Bu gelişme tarihi 4 – 5 bin yıllara uzanan bir kadim şehri organize bir şekilde değiştirerek yukarıda bahsettiğimiz tarih aralığına sıkıştırmıştır. Bu devlet eliyle yapılan planlı bir işti. Şehrin tüm kimliği red edilmiş sadece milliyetçi , muhafazakar , dinci bir dil ile yapay bir kimlik kentin üzerine oturtulmuştur.
Yeni retorik Yasin Hayal’leri, Ogün Samast’ları vb . yarattı. Trabzon yeni bir kimlikle anılır oldu. Şehrin binlerce yıllık tarihine ihanet edildi. Bölgede yaşayan kadim halkların izlerini taşıyan neredeyse bütün eserler sistematik bir şekilde yok edildi. Yerleşik halkların tarihi sanki hiç yokmuşçasına inkar edildi. İbadethaneleri camilere çevrildi. Tarih silinmeye çalışıldı.
Tarihe yapılan bu saldırı sonuç verdi. Var olan eserler ise yok edilemeyen ve halkın sahip çıktığı ve fazla görünür eserlerdir. Bunlardan en önemlilerinden biri de Ayasofya Kilisesi’dir. O da son dönem politikalarına kurban edilerek diğer kiliseler gibi camiye çevrildi.
Ama mızrak çuvala sığmıyor. Ne kadar saklamaya çalışsan da binlerce yıllık bir tarihi olan kent kendi kimliğini bir şekilde saklıyor işte. Zamanı gelince ben buradayım diyor. Trabzon Pazarkapı mahallesinde yapılmak istenen çok katlı otopark için yapılan kazılarda Roma dönemine ve geç Bizans dönemine ait kalıntılara rastlandı. Yapılan çalışmalar bu mevkinin eski bir ticaret limanı olduğu 5 bin metrekareye yayılan alanda süren kazılarda Roma İmparatoru Hadrianus ile Geç Bizans Dönemine ait yapılara ulaşıldı.
Milattan sonra 117-128 yılları arasında Roma İmparatoru Hadrianus Dönemi’ne ait olduğu düşünülen şehrin ilk sur duvarının güneydoğu köşesinin bir bölümü, aynı döneme ait bir örme sütun ile Geç Bizans Dönemi olarak bilinen 1460 yılına tarihlendirilen hendek duvarı gün yüzüne çıkarıldı.

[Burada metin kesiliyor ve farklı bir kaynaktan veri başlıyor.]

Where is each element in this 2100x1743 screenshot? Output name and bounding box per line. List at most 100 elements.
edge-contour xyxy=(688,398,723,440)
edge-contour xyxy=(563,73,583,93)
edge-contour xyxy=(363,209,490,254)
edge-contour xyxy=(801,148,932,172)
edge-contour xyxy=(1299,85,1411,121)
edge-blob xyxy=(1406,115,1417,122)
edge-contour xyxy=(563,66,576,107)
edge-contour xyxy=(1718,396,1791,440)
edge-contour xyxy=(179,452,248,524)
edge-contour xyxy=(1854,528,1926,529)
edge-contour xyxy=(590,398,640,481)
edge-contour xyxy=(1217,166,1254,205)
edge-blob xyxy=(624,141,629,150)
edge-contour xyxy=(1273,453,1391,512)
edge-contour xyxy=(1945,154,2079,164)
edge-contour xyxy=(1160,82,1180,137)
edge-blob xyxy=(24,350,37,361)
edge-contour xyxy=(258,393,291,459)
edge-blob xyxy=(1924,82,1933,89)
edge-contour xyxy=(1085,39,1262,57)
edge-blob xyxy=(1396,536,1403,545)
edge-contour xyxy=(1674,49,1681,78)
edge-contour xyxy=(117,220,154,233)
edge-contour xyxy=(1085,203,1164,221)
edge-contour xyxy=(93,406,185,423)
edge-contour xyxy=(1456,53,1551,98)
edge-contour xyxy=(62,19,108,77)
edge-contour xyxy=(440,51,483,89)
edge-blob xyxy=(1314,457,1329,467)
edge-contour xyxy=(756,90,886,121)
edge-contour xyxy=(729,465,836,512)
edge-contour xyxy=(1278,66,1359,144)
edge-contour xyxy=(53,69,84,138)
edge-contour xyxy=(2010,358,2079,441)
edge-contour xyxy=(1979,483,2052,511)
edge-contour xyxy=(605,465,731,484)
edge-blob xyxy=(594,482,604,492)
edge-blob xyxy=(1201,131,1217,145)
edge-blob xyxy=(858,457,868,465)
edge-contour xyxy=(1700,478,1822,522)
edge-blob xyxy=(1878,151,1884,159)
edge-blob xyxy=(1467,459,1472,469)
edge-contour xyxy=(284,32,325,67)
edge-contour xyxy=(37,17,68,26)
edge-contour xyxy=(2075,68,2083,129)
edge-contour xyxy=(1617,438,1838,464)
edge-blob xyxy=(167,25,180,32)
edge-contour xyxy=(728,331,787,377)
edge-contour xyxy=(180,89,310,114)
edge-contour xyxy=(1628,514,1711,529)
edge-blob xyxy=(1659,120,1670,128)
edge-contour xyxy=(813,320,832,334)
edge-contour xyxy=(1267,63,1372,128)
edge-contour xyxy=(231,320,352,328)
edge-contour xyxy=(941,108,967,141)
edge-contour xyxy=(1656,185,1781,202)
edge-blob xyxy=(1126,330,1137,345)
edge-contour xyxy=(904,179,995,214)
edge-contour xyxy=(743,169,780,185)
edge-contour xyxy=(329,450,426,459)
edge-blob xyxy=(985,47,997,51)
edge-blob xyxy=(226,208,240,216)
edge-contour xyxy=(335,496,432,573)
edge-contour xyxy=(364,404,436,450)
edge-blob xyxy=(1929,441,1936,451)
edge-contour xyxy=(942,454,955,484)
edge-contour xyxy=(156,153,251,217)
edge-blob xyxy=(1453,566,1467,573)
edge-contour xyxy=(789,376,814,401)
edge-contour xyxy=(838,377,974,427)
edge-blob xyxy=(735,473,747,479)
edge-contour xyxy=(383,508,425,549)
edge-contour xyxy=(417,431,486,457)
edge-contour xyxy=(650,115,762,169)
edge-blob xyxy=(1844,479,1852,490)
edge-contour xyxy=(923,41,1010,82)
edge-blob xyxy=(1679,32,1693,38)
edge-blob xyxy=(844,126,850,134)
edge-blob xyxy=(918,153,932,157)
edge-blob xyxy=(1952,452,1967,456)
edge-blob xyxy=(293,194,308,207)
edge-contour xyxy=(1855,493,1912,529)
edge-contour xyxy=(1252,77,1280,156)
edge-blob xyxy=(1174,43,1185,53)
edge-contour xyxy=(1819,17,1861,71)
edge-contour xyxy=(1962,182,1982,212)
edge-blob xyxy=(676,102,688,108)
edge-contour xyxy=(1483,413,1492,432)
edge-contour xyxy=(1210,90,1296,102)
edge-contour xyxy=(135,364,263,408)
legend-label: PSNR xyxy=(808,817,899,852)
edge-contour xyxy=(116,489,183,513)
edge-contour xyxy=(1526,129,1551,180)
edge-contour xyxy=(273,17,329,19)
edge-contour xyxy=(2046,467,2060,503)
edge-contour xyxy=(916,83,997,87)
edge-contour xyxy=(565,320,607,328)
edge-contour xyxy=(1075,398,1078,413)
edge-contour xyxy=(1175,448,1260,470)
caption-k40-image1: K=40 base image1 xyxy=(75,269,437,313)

Kazılarda ayrıca, Roma döneminde yapılmış evlerin çatısına ait kiremit ile çömlek parçalarına ulaşıldı.
Uzmanlar, alanın tarihte bölgenin ticarethane ve yerleşim yeri olduğu görüşünde birleşti.
Kazıdıkça inkar edilen tarihini ortaya çıkaran şehir Trabzon’un değil aynı zamanda tüm bölgenin tarihi ve kültürel yapısı ile ilgili bilgileri bizlere tekrardan sunuyor. Ama sıkıntı bu kalıntıların bulunduğu yerde bir taraftan kazı işlemleri sürerken bir taraftan da otopark inşaatı devam ediyor.

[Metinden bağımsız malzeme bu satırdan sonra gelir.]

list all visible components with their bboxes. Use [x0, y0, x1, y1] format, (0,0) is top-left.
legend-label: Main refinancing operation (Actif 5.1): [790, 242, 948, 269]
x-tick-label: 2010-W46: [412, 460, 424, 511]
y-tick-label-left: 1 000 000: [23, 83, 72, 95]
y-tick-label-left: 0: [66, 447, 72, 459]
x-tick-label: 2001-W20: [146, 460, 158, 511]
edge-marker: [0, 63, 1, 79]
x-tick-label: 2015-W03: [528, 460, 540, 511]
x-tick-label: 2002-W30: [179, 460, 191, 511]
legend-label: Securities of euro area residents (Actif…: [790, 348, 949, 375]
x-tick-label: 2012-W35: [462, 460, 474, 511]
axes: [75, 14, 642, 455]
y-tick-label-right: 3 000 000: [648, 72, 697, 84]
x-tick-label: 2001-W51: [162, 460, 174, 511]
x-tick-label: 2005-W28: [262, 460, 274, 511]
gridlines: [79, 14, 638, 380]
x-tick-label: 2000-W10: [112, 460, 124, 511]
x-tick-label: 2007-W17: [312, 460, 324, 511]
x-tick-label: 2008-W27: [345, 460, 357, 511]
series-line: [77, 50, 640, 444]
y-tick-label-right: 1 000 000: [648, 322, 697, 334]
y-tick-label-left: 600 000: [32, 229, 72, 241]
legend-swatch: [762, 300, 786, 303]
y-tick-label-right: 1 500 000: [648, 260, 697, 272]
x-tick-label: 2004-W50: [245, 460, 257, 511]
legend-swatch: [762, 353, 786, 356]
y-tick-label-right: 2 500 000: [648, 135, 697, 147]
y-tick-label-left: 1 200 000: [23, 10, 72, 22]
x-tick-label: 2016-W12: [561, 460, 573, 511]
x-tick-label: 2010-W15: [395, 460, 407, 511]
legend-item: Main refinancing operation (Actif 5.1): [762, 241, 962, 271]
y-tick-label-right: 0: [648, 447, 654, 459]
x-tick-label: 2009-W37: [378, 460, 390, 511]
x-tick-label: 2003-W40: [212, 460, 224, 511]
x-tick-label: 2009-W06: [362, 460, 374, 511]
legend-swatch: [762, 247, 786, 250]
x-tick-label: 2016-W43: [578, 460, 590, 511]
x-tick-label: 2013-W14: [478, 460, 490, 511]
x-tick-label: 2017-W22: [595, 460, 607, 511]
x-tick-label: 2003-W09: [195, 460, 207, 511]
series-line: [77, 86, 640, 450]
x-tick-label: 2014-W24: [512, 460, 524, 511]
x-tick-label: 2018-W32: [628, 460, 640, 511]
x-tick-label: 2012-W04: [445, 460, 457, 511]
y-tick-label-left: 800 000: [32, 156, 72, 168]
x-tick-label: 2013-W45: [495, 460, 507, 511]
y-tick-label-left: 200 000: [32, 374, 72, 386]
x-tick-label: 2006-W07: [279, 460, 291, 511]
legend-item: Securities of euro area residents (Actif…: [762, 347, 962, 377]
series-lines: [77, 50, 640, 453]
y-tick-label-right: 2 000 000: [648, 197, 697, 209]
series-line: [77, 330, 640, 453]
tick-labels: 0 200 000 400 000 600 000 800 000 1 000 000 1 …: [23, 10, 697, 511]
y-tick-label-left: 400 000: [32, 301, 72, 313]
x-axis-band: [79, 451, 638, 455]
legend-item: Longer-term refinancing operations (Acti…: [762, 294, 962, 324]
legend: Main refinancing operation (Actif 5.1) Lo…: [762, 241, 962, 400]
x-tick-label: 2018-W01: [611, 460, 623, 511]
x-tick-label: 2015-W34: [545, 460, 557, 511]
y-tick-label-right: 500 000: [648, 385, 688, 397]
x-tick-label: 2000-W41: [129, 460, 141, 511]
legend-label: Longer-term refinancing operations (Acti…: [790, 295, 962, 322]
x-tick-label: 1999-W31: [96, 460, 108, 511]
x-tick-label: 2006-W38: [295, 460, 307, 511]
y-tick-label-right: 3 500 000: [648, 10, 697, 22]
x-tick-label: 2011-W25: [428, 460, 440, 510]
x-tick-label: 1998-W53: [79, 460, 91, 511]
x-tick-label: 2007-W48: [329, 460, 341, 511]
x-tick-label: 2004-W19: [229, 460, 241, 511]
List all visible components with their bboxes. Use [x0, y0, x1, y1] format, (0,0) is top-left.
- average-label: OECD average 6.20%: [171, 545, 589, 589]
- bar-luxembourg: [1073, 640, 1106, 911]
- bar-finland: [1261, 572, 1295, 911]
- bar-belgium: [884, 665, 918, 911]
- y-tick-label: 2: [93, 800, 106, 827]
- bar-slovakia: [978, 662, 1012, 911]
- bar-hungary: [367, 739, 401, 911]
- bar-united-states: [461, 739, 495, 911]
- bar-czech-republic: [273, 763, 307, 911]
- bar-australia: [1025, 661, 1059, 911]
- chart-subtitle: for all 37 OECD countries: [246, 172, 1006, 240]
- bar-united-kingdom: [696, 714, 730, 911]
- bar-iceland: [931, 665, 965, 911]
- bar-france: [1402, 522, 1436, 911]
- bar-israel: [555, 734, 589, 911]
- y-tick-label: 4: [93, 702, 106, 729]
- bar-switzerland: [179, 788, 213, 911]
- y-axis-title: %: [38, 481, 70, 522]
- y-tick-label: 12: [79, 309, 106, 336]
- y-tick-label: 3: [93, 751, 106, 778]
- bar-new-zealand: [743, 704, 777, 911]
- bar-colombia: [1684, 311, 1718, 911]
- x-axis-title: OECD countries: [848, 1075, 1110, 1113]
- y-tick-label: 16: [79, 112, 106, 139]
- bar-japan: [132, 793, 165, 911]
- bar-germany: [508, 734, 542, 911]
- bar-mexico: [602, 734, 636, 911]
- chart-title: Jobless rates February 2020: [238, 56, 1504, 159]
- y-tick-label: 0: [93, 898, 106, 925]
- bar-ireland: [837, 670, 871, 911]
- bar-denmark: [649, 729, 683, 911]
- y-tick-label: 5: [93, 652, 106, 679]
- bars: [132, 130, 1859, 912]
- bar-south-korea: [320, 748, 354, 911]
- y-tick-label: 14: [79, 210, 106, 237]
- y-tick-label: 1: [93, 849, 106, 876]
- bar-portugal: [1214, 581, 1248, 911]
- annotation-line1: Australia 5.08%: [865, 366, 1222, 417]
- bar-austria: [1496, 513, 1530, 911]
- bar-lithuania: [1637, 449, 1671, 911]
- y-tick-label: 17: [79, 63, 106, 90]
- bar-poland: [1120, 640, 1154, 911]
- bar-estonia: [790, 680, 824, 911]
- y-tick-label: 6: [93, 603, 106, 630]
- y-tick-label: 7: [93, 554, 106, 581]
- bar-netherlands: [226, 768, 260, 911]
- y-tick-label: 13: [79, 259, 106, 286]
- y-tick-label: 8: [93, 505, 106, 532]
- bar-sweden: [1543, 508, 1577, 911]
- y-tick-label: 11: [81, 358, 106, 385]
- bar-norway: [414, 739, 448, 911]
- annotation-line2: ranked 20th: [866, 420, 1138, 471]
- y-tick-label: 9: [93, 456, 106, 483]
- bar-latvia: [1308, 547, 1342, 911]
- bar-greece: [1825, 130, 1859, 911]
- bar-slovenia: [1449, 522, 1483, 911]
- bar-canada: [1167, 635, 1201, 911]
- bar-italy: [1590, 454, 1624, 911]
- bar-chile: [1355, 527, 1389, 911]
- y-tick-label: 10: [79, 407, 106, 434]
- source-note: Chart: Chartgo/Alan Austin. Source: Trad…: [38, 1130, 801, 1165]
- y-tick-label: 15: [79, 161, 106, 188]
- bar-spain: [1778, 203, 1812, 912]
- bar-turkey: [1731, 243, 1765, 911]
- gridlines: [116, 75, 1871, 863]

Doğal ve Tarihi Değerleri Koruma Dernek Başkanı Yrd. Doç. Dr. Coşkun Erüz, yaptığı açıklamada burada bu kazı çalışması yapılırken bu eserleri tesadüfen keşfettiklerini söyledi. Yani hiçbir resmi kurum yetkilisinin böyle bir yerde yapılan inşaat kazısının başında resmi bir kurum yetkilisi yoktu. Bu bize kentin tarihi geçmişinin, yönetenlerin ne kadar da umurlarında olduğunu gösteriyor.

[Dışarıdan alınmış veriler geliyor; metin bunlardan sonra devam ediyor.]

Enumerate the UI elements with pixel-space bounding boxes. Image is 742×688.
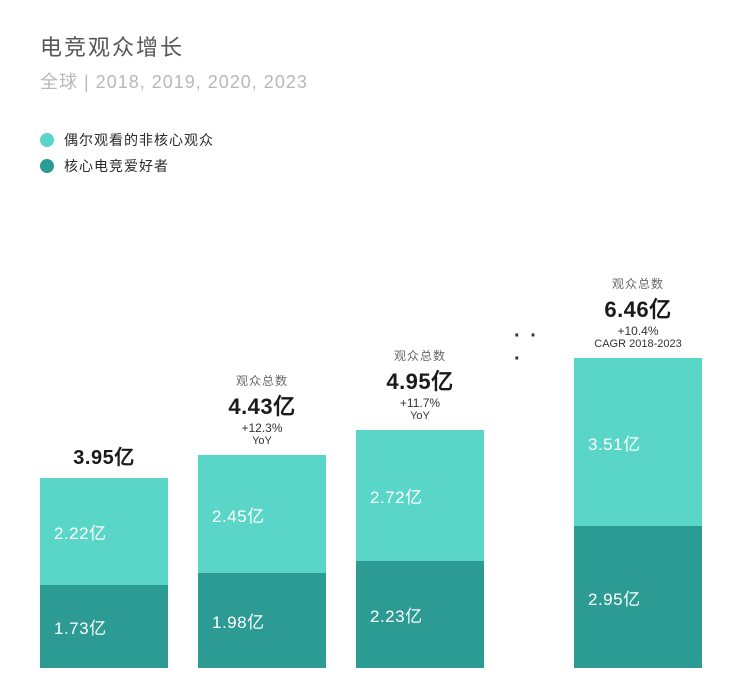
legend: 偶尔观看的非核心观众 核心电竞爱好者: [40, 130, 702, 176]
legend-swatch-enthusiast: [40, 159, 54, 173]
segment-label: 1.73亿: [54, 614, 107, 639]
bar-group: 观众总数6.46亿+10.4%CAGR 2018-2023 3.51亿 2.95亿: [574, 188, 702, 668]
bar-total-value: 3.95亿: [73, 441, 134, 470]
segment-label: 2.95亿: [588, 585, 641, 610]
segment-label: 3.51亿: [588, 430, 641, 455]
bar-group: 观众总数4.95亿+11.7%YoY 2.72亿 2.23亿: [356, 188, 484, 668]
bar-segment: 2.45亿: [198, 455, 326, 573]
bar-total-label: 观众总数: [594, 275, 681, 292]
bar-total-value: 4.43亿: [228, 389, 295, 421]
segment-label: 2.72亿: [370, 483, 423, 508]
bar-stack: 2.72亿 2.23亿: [356, 430, 484, 668]
bar-total-label: 观众总数: [228, 372, 295, 389]
bar-growth: +10.4%: [594, 324, 681, 338]
bar-total-label: 观众总数: [386, 347, 453, 364]
bar-segment: 2.95亿: [574, 526, 702, 668]
bar-segment: 1.98亿: [198, 573, 326, 668]
legend-label: 偶尔观看的非核心观众: [64, 130, 214, 150]
chart-subtitle: 全球 | 2018, 2019, 2020, 2023: [40, 68, 702, 94]
bar-total-value: 4.95亿: [386, 364, 453, 396]
ellipsis-gap: · · ·: [514, 188, 544, 668]
bar-header: 观众总数4.43亿+12.3%YoY: [228, 372, 295, 447]
bar-segment: 2.72亿: [356, 430, 484, 561]
bar-stack: 3.51亿 2.95亿: [574, 358, 702, 668]
chart-title: 电竞观众增长: [40, 30, 702, 62]
segment-label: 2.23亿: [370, 602, 423, 627]
segment-label: 1.98亿: [212, 608, 265, 633]
segment-label: 2.22亿: [54, 519, 107, 544]
bar-period: CAGR 2018-2023: [594, 338, 681, 350]
bar-segment: 3.51亿: [574, 358, 702, 526]
bar-group: 3.95亿 2.22亿 1.73亿: [40, 188, 168, 668]
bar-segment: 1.73亿: [40, 585, 168, 668]
bar-period: YoY: [386, 410, 453, 422]
legend-swatch-occasional: [40, 133, 54, 147]
bar-segment: 2.23亿: [356, 561, 484, 668]
bar-stack: 2.45亿 1.98亿: [198, 455, 326, 668]
bar-total-value: 6.46亿: [594, 292, 681, 324]
chart-area: 3.95亿2.22亿1.73亿观众总数4.43亿+12.3%YoY2.45亿1.…: [40, 188, 702, 668]
legend-item: 核心电竞爱好者: [40, 156, 702, 176]
bar-header: 3.95亿: [73, 441, 134, 470]
bar-stack: 2.22亿 1.73亿: [40, 478, 168, 668]
bar-segment: 2.22亿: [40, 478, 168, 585]
bar-period: YoY: [228, 435, 295, 447]
bar-group: 观众总数4.43亿+12.3%YoY 2.45亿 1.98亿: [198, 188, 326, 668]
ellipsis-icon: · · ·: [514, 325, 544, 371]
bar-header: 观众总数6.46亿+10.4%CAGR 2018-2023: [594, 275, 681, 350]
bar-header: 观众总数4.95亿+11.7%YoY: [386, 347, 453, 422]
legend-label: 核心电竞爱好者: [64, 156, 169, 176]
bar-growth: +11.7%: [386, 396, 453, 410]
legend-item: 偶尔观看的非核心观众: [40, 130, 702, 150]
bar-growth: +12.3%: [228, 421, 295, 435]
segment-label: 2.45亿: [212, 502, 265, 527]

Trabzon kentinin bir arkeolojik çalışmayı hakettiğini bu tesadüfler göstermiştir. Belediyenin yaptığı alt yapı çalışmalarında bile tarihle yüzleşilen bir şehir için çok geç olmadan bu çalışmaların yapılması gerekiyor.
Belediye ve devlet kurumları fark edilmedikçe bu eserlerin üzerine sadece beton döküyorlar. Uygarlıktan anladıkları sadece bu. Yazık olmadan Trabzon’un tarihine sahip çıkma vaktidir. Hatta çok geç kalınmıştır.